Sarah Palin is a terrible governor. Criticism of her is very valid and not evidence of jealousy.
I really wish you would come to Juneau and see her governing style in action, or I should say, inaction. She's not interested in Alaska policy, she's interested in promoting her own national ambitions, taking out her enemies and trashing many people who have helped her in the past.
She is not a serious governor. She is not a serious person. She is a celebrity. And therein lies the problem -- her adoring Lower 48 fans love her image, which is all contrived.
I wish you and others like you would become a little more informed, and a little more respectful of the job of being governor of Alaska. Take a peek at www.andrewhalcro.com.

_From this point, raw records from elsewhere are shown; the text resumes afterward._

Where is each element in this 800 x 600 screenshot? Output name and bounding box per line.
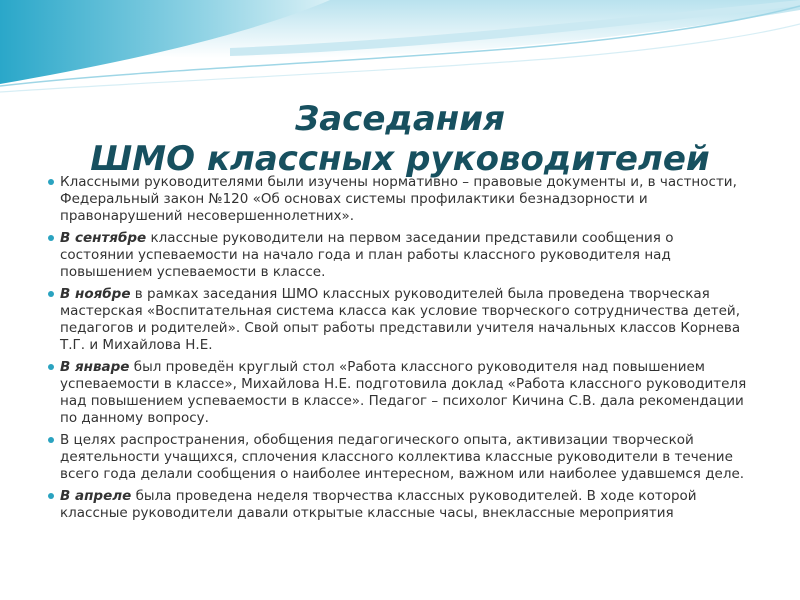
item-text: Классными руководителями были изучены нормативно – правовые документы и, в частности, Федеральный закон №120 «Об основах системы профилактики безнадзорности и правонарушений несовершеннолетних». [60,174,737,224]
list-item [48,432,748,483]
item-lead: В апреле [60,488,132,504]
bullet-icon [48,235,54,241]
list-item [48,174,748,225]
item-lead: В ноябре [60,286,131,302]
wave-decoration [0,0,800,100]
item-text: в рамках заседания ШМО классных руководителей была проведена творческая мастерская «Воспитательная система класса как условие творческого сотрудничества детей, педагогов и родителей». Свой опыт работы представили учителя начальных классов Корнева Т.Г. и Михайлова Н.Е. [60,286,741,353]
item-text: был проведён круглый стол «Работа классного руководителя над повышением успеваемости в классе», Михайлова Н.Е. подготовила доклад «Работа классного руководителя над повышением успеваемости в классе». Педагог – психолог Кичина С.В. дала рекомендации по данному вопросу. [60,359,747,426]
item-lead: В январе [60,359,130,375]
title-line-2: ШМО классных руководителей [90,138,710,179]
item-text: В целях распространения, обобщения педагогического опыта, активизации творческой деятельности учащихся, сплочения классного коллектива классные руководители в течение всего года делали сообщения о наиболее интересном, важном или наиболее удавшемся деле. [60,432,745,482]
bullet-list [48,174,748,527]
list-item [48,359,748,427]
bullet-icon [48,364,54,370]
bullet-icon [48,291,54,297]
item-text: классные руководители на первом заседании представили сообщения о состоянии успеваемости на начало года и план работы классного руководителя над повышением успеваемости в классе. [60,230,674,280]
bullet-icon [48,179,54,185]
list-item [48,286,748,354]
list-item [48,488,748,522]
item-lead: В сентябре [60,230,147,246]
list-item [48,230,748,281]
bullet-icon [48,437,54,443]
slide-title [0,99,800,179]
bullet-icon [48,493,54,499]
item-text: была проведена неделя творчества классных руководителей. В ходе которой классные руководители давали открытые классные часы, внеклассные мероприятия [60,488,697,521]
title-line-1: Заседания [295,98,505,139]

I am sorry that Trig won't grow up with his daddy. I hope the two parents really do graduate from high school. I don't think Sarah Palin would make a good Vice President and certainly not a President. But I don't think that anybody should wish bad things on these kids. Especially not based on an article in the Star.
'Mercede also charges that Levi tried to visit two month-old Tripp every single day, but "Bristol makes it nearly impossible."'
Let's (you and the writer) not exaggerate. It says that Levi 'tried to visit two month-old Tripp every single day.' That is not a bad dad. But such visits do not have to be allowed and might only disrupt the mother. The baby is too young, anyway. Surely he could be around the baby for 2-3 hours 2-3 times a week and that would be good enough for him (he needs to get on with his studies and free his mind for his own development) and for the baby. Babies and children need to know their fathers, but not every day when they don't live with the baby and his mother -- it's too disruptive to the whole family. (And the baby is too young to be taken away from his mom.)
Second, Levi's sister says, 'and Bristol makes that nearly impossible'. Does she make visits 'every day' impossible? So...that's fine. Does she make 'visits' nearly impossible? What is nearly? Obviously she is not refusing his visits totally. So why does the author, and you, given the facts written here, assume that Tripp 'will never get to know his daddy'?
Wow. Good enough for him and the baby? Might disrupt the mother?
Listen, I'm the mom of two young ones, and barring abuse, children have a right to see more than six or seven hours of dad a week. Unless the baby is breastfed exclusively, there is not a shred of scientific data to support that the baby is too young to be 'taken away' from his mom--especially when he would be in the care of the dad.